Pemenang semifinal akan bertemu kubu Argentina… skenario Messi vs Yamal itu kebayang saja mahal banget.
------
Hari ini (7/11), tim-tim delapan besar mulai terkunci posisinya. Tak ada salahnya kita bahas dulu “duel imajiner” yang tidak terlaksana di edisi ini—Spanyol vs Swiss.
Satu sisi adalah “merah-biru” baru ala Dela Fuente: sayap Yamal + Williams, Rodri jadi jangkar, Morata penyerang penghubung. Di laga vs Austria yang menang 3-0, umpan-umpan dan transisinya sudah mulai lancar. Tapi masalah lama masih ada—kalau menghadapi kubu parkir besi, apakah efisiensi memecah pertahanan rapatnya benar-benar cukup keras?
Di sisi lain, “pasukan salib” Swiss: lini Akanji + Xherdan Shaqiri? maksudnya garis Akanji dan Freuler? (Akanji + Coble/Bahasa Jerman)—mereka di 1/8 menang clean sheet atas Aljazair, di 1/4 menang lewat adu penalti setelah mengikis Kolombia. Kokoh sekali. Namun, Manzambi yang cedera itu benar-benar kerugian nyata, dan Jakin dalam genggamannya titik ledak yang kurang satu. 2010 Afrika Selatan, 2018 Rusia, 2022 Qatar… dalam tiga edisi terakhir dua tim bertemu tiga kali, Swiss tidak pernah “ciut”—daya tahan tim kelas pekerja itu memang selalu jadi masalah bagi Spanyol.
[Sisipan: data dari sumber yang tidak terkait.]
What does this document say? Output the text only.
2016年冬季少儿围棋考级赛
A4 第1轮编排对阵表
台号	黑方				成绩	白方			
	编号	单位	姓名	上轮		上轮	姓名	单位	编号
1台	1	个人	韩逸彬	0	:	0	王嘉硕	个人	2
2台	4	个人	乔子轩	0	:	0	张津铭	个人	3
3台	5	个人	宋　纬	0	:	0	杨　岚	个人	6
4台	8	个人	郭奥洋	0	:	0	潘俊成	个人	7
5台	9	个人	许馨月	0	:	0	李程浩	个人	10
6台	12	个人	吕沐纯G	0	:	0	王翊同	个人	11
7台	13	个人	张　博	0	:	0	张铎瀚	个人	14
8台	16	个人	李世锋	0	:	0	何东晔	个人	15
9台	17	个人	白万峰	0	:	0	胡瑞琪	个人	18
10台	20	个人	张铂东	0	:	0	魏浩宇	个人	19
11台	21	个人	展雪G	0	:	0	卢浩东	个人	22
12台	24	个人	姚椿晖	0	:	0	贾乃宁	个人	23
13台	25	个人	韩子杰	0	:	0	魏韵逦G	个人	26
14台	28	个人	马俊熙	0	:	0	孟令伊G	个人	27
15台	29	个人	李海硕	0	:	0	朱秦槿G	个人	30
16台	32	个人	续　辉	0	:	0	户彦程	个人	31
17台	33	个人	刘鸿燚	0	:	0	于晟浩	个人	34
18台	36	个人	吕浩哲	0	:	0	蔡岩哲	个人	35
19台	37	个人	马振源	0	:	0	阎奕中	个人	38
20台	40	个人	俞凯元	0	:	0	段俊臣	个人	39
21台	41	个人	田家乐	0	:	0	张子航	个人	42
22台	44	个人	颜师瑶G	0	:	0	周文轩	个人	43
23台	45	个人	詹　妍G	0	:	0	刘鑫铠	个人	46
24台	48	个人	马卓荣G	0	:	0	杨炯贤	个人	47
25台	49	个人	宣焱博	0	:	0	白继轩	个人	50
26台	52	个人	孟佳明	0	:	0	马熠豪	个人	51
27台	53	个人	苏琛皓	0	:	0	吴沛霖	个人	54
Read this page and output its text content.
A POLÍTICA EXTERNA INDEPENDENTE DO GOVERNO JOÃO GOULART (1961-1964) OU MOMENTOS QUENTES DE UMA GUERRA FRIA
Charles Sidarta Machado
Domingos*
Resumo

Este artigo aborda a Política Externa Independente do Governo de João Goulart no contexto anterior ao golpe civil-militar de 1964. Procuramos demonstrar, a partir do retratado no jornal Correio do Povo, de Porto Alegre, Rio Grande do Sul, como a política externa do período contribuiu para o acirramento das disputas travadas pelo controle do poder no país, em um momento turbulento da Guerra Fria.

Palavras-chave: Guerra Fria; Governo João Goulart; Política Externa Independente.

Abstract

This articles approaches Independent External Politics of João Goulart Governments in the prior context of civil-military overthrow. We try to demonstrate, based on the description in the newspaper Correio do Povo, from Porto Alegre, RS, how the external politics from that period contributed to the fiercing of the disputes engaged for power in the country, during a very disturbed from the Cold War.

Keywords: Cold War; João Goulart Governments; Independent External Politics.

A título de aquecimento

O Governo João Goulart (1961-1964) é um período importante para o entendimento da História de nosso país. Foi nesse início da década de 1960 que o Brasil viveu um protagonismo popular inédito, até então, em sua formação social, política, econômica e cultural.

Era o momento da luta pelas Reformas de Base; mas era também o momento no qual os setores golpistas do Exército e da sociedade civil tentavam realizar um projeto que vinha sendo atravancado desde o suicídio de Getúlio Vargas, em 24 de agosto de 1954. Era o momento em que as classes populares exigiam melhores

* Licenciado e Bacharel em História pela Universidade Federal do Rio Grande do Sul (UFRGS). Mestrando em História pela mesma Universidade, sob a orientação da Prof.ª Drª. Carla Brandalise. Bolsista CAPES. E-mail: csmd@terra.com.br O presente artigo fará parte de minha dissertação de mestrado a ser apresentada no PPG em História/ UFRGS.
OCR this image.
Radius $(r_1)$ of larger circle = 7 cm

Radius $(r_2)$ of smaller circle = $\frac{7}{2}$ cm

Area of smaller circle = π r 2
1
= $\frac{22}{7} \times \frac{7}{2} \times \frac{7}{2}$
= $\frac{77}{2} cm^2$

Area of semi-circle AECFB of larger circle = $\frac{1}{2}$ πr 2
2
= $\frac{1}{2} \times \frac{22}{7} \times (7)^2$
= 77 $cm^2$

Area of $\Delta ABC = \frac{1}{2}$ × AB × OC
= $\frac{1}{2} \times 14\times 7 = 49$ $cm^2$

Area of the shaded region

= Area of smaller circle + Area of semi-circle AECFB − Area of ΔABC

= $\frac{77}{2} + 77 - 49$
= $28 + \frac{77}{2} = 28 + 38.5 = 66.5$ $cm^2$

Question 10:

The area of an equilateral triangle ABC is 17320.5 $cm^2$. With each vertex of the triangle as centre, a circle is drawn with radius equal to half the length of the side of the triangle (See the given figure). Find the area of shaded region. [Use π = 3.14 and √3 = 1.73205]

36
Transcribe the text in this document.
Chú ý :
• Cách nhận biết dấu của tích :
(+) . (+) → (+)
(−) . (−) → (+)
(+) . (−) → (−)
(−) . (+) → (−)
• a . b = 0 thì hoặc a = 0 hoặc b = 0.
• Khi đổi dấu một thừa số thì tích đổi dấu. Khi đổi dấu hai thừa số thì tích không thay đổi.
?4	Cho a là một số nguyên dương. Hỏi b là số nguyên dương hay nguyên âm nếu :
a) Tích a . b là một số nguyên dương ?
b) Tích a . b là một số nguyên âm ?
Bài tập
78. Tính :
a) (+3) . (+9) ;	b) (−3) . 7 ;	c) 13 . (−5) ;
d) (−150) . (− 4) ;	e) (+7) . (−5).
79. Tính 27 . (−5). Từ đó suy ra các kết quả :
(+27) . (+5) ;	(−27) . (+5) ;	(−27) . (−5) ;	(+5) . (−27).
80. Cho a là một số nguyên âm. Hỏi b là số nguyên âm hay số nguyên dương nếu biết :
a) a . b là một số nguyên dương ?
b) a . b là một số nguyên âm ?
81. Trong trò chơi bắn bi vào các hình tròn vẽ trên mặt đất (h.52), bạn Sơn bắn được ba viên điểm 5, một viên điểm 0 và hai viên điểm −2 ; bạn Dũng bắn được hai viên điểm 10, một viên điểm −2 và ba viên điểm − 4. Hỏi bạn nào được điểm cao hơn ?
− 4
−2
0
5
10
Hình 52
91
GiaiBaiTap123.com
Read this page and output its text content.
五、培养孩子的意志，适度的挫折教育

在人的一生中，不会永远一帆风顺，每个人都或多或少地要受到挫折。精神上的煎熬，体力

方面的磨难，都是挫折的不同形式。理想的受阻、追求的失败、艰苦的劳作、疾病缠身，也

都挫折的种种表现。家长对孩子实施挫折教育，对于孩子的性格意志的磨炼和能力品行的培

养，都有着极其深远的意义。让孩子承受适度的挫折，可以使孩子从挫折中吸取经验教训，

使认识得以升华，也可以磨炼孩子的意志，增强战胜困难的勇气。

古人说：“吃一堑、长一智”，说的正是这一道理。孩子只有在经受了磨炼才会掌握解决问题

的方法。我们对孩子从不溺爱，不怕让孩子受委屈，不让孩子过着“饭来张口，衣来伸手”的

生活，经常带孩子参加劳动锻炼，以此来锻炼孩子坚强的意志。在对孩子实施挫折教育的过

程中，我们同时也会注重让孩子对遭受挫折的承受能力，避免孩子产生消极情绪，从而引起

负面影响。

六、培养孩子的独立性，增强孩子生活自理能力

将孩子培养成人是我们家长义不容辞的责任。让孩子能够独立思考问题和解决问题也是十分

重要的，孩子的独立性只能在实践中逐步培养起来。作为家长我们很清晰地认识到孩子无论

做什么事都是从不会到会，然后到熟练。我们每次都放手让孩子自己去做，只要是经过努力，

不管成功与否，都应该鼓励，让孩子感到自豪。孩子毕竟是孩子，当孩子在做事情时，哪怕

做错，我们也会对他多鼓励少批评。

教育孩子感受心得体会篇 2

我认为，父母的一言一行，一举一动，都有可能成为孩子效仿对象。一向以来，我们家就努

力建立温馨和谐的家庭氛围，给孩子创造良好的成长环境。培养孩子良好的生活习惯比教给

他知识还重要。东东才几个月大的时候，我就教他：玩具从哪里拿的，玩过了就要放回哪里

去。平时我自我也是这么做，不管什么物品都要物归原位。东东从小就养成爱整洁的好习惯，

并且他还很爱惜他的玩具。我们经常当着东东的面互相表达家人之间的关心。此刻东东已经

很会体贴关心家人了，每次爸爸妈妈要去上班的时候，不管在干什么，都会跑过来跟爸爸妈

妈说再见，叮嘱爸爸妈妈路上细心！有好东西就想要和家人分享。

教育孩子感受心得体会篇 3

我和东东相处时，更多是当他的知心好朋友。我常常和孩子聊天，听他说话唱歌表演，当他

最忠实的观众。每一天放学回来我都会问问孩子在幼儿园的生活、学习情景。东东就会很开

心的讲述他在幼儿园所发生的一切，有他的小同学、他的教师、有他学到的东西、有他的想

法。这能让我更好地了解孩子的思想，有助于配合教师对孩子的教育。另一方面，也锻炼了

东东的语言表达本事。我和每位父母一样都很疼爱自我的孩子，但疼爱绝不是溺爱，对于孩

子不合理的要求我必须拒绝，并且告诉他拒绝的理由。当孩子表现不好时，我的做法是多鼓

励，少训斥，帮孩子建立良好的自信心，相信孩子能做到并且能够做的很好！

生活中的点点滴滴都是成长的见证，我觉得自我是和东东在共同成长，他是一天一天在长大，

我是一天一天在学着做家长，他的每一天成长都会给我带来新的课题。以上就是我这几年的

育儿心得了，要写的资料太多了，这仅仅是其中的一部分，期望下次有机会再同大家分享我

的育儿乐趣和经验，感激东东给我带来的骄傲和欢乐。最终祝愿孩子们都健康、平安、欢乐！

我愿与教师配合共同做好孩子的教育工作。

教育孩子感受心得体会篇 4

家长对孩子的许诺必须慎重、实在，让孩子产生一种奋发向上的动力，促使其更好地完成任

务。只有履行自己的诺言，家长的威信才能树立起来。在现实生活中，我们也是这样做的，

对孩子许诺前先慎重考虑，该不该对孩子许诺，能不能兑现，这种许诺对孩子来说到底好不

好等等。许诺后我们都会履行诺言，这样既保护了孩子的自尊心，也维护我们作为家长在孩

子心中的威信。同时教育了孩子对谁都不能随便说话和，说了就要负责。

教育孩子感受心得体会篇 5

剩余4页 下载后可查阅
💭 Tautan pemantik: apakah titik Rodri bakal terus dibelit rapi oleh gelandang Swiss yang berantai? Yamal 18 tahun pertama kali menembus perempatfinal Piala Dunia, menghadapi Akanji tipe tua yang licin begini, masih bisa bikin beberapa ledakan? Kalau benar dimainkan, kamu lebih percaya Spanyol yang mengontrol dan menggerus sampai habis, atau Swiss yang merebut cepat lalu mencuri satu perpanjangan?
Pemenang semifinal akan bertemu kubu Argentina… skenario Messi vs Yamal itu kebayang saja mahal banget.